Steve was looking at him as if he had lost his mind. Clint's expression was hard to decipher, with the smashed nose and all. Tony could see Clint wiggling slightly against his own tree, probably attempting to get free. Steve... Tony wasn't sure what Steve was doing but he hoped it was something useful.

"You want me to show them?" the mutant asked cheerfully. "Think of it... they'll know everything. I haven't tried it so completely before. Maybe their minds will shatter. They might forget who they are and become you. It'll be fun."

Tony yanked one last time, but his bonds were unbreakable. With a snarl, he tugged against them. Maybe it had been six hours. Maybe SHIELD would burst into sight any moment now and stop him.


Steve could tell from the look on Tony's face that whatever was about to happen, he probably wasn't going to like it. Slowly he began to work against the bindings, testing them with his strength. He doubted the mutant had been able to properly estimate his strength - Steve had never precisely measured it himself.
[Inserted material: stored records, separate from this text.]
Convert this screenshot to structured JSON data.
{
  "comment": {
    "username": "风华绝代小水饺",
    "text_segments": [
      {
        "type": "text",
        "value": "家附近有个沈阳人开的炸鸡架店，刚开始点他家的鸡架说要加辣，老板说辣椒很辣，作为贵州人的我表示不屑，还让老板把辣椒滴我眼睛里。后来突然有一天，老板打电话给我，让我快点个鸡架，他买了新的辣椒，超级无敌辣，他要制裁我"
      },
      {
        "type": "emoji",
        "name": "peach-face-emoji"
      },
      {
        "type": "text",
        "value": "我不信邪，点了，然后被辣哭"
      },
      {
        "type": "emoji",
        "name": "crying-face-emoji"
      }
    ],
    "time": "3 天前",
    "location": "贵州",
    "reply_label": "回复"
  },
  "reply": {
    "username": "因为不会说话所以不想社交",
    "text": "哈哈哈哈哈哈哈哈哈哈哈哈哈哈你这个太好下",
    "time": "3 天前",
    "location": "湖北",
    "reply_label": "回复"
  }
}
His fingers flew across the knots and found them too tight. Brute strength it was. Steve began to weaken them, yanking his hands apart as subtly as he could before snapping them back together and repeating the entire process again. The threads felt significantly weaker when he tried it again. Not good enough. He respected his teammate's privacy, and he wanted to spare Tony the pain both Steve and Clint had gone through.

It was like being pulled apart and jolted out of reality. Old wounds reopened so they felt as fresh as if they had just happened yesterday. The fading ache of Bucky's fall had just begun to fade, and then it was torn back open.

If he could spare his team from that, he would do his best.

The mutant was taunting Tony, his voice cold and full of mirth. It angered Steve, that one man could bring so much pain upon his new family.

He yanked again, felt a few more pieces of the bond give. A few more tries, and he'd be free. He could stop this.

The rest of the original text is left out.